Until the national debt is retired and the federal reserve is abolished, all paper currency of the United States should feature the picture of Alfred E. Neuman on the face.

I would prefer citizens, especially rebellious citizens on the currency as opposed to persons associated with the government.  (The founders are not objectionable as they were in pursuit of liberty and overthrew tyranny therefore symbolize a philosophy I support and would like to see prevail again.  I like lady liberty for that reason.
Also appropriate might be images.of the natural wonders of the US, and presently, given the actions of the Federal Reserve and  Washington’s Crater Lake would appear quite apropos. 

I love your title, citing the song that identified the “Big Dipper” constellation, always to the north for runaway slaves lost in the woods.  It was the compas of the underground railway to liberty, which Tubman personifies.

But maybe in as few years we will have PRIVATE notes of this kind, that people can carry and trade with each other, perhaps bearing a “denomination” of “One 50th Ounce Gold, or $25 whichever is greater.”

 The 1/50 ounce detail is in 32USC5112(i).  A private banknote like that would be just as much “legal tender” as the Federal Reserve Accounting Unit Dollars you have today.  Debit accounts in “gold dollars” are already available from UPMA.org

So a Private Banknote could have Andrew Jackson featured on it, just as the Tubman note now will have begun.  Jackson was a famous enemy of the Bank of the United States, the fed of its day.  He vetoed it, killed it off.

Free banking did not follow happily, however, due to State governments and their bank regulations.  Get government out of the whole thing.

What difference does it make? Government is doing its best to make this a cashless society. Changing the faces on currency is an empty gesture to PC. Assuming that the change absolutely had to be made, then I would have chosen Frederick Douglass.

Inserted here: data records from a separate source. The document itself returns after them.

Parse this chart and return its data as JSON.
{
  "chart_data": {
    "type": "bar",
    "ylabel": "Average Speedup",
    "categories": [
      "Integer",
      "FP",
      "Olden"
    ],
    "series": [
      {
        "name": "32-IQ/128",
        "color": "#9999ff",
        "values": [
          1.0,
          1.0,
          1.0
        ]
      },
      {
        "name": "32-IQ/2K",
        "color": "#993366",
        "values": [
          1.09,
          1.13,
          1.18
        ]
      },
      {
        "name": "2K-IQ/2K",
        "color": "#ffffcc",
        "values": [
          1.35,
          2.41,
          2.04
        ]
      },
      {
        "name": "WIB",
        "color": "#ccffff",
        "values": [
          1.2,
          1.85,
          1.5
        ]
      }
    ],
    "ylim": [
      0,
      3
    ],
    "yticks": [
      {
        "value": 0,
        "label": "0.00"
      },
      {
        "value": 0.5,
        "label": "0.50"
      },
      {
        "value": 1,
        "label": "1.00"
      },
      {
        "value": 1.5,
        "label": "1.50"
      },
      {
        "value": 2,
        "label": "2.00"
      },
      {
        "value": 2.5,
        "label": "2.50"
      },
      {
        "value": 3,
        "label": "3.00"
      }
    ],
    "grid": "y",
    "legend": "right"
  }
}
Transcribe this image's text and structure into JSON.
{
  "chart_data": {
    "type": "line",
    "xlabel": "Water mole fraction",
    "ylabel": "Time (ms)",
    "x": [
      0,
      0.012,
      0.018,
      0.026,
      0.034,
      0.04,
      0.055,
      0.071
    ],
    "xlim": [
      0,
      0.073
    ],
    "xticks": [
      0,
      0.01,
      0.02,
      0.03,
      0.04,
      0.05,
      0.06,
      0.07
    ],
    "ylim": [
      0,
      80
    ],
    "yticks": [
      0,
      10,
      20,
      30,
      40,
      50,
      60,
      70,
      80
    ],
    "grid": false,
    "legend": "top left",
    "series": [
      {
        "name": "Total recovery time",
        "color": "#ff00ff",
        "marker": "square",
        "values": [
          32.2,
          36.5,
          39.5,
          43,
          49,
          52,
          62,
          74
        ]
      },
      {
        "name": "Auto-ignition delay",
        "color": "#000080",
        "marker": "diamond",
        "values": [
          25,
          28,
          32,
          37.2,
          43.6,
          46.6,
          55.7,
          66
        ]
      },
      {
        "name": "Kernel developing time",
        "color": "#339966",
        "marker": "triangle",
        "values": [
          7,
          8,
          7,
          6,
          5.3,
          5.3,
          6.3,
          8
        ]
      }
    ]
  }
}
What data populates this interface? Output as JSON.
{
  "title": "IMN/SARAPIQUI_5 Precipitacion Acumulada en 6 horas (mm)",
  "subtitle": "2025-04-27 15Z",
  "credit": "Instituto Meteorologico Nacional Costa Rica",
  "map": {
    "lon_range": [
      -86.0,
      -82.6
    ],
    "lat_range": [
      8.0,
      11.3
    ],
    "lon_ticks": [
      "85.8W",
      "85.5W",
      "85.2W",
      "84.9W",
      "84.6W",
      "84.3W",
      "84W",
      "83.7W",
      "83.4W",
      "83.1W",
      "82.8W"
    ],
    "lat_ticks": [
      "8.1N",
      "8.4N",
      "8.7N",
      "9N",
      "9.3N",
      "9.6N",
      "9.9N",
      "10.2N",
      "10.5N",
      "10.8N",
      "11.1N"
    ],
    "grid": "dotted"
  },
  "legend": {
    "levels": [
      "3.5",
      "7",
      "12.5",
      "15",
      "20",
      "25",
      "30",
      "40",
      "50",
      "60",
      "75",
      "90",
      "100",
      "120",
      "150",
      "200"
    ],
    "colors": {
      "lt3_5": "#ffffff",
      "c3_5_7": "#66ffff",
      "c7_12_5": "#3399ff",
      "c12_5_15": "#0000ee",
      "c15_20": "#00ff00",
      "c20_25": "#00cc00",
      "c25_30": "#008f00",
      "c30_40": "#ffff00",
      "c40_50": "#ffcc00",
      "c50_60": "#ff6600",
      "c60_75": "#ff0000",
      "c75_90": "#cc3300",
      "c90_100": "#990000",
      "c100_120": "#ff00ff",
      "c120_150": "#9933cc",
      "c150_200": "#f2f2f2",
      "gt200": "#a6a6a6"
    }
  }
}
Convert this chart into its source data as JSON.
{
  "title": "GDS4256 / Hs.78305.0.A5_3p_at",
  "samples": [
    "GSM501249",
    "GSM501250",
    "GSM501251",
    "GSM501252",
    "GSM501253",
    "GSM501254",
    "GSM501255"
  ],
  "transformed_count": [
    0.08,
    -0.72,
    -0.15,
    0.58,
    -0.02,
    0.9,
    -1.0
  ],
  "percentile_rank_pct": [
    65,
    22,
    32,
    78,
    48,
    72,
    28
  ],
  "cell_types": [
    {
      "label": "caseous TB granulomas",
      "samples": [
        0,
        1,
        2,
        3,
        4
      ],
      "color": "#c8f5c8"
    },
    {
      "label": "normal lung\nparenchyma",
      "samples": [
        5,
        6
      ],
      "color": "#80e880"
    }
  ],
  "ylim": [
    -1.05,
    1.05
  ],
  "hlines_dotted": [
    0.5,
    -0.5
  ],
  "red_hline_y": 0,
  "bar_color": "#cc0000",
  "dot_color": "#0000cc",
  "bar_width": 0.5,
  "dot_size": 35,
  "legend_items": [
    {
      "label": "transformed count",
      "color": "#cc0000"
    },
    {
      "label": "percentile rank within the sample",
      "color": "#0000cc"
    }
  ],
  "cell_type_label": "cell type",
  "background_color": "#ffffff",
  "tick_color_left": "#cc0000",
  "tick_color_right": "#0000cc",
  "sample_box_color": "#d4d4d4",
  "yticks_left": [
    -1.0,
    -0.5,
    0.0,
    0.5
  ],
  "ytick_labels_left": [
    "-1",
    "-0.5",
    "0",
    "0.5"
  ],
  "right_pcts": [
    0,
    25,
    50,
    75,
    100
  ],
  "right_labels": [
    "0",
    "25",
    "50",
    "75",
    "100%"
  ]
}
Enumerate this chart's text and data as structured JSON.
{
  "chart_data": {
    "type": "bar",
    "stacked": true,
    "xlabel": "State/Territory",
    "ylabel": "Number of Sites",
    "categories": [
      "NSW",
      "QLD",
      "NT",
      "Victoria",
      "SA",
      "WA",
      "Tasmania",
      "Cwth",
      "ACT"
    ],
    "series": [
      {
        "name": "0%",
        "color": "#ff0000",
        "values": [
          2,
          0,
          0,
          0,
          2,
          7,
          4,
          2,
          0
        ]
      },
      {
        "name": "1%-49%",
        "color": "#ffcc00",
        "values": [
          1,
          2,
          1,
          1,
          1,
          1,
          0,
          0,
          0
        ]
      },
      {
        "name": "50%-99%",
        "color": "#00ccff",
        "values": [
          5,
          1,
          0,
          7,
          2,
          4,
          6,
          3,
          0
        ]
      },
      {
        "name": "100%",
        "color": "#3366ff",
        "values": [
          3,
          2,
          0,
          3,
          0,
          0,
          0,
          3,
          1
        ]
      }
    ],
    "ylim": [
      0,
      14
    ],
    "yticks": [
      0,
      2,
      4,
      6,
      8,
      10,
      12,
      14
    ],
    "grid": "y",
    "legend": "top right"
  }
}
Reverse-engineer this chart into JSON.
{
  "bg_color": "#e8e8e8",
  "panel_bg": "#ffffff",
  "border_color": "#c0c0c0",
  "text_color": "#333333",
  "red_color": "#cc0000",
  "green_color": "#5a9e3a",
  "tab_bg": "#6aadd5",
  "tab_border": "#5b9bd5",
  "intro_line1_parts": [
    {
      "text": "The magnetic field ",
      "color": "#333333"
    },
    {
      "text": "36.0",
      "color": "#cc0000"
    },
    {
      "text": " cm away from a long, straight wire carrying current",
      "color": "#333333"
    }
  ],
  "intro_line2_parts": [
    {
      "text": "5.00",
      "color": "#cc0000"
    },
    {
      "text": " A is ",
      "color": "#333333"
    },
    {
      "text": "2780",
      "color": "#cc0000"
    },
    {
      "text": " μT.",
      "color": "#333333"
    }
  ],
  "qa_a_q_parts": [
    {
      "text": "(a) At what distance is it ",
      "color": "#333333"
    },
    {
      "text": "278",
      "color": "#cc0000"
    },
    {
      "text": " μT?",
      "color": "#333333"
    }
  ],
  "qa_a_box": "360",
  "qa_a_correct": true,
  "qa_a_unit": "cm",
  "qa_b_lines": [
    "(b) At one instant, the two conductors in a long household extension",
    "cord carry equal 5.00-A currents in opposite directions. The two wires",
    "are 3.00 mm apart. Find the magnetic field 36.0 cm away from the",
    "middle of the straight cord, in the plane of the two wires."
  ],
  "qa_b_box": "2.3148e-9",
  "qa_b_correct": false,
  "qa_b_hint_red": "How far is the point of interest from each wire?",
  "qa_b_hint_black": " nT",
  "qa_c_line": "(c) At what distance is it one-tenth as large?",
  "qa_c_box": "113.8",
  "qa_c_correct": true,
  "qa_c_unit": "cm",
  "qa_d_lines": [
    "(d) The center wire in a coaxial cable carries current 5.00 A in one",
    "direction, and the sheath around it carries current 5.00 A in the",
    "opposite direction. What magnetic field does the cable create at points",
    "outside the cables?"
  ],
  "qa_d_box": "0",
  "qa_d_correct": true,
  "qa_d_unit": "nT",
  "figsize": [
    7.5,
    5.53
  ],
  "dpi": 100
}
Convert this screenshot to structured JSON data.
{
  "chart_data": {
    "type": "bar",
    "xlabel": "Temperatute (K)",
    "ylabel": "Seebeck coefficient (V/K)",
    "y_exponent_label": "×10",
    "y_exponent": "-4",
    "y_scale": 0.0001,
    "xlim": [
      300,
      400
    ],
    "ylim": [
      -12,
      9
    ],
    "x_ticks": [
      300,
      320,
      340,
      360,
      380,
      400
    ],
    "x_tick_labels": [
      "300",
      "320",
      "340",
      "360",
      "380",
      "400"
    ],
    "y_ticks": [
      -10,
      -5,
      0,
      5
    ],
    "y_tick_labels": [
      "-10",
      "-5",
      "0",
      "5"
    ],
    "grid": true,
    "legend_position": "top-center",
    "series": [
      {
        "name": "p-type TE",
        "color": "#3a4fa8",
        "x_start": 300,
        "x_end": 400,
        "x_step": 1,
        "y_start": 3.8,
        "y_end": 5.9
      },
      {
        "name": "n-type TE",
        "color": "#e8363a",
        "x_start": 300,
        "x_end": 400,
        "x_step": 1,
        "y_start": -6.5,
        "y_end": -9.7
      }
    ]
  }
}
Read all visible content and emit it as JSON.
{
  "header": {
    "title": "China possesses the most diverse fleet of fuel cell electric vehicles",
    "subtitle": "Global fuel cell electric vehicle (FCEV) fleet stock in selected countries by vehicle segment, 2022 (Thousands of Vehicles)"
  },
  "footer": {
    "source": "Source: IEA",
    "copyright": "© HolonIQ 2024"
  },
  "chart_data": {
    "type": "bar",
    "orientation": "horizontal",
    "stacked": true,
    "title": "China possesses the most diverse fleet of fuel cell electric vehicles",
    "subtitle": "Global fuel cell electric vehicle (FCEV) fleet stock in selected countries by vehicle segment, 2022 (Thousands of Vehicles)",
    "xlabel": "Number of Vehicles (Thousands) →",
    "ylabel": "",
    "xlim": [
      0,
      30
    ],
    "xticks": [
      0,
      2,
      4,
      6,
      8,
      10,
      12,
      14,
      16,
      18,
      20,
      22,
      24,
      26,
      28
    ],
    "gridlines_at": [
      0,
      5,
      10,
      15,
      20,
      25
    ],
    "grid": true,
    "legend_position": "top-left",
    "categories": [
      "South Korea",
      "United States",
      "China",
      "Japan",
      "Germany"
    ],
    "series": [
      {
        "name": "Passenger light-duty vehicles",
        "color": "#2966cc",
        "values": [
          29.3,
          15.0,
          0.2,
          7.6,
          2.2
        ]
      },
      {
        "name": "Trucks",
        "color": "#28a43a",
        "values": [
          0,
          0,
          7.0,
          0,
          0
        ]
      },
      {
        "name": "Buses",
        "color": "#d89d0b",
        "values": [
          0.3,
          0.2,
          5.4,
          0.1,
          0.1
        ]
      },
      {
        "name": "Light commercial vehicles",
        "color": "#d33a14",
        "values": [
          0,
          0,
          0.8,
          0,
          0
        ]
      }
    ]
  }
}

This is nothing more than an insane surrender to meaningless PC. The excuses and rationalizations that you offer for this also appear to be weak and unfounded.  Will Ms. Tubman be carrying her famous pistol or will that have to be another PC adjustment? 

Ms Tubman carried a pistol, that fact should be noted, along with the fact she it was her constitutional right, she was not a member of the militia, and it was necessitated for her personal safety against a wrongful government and its agents.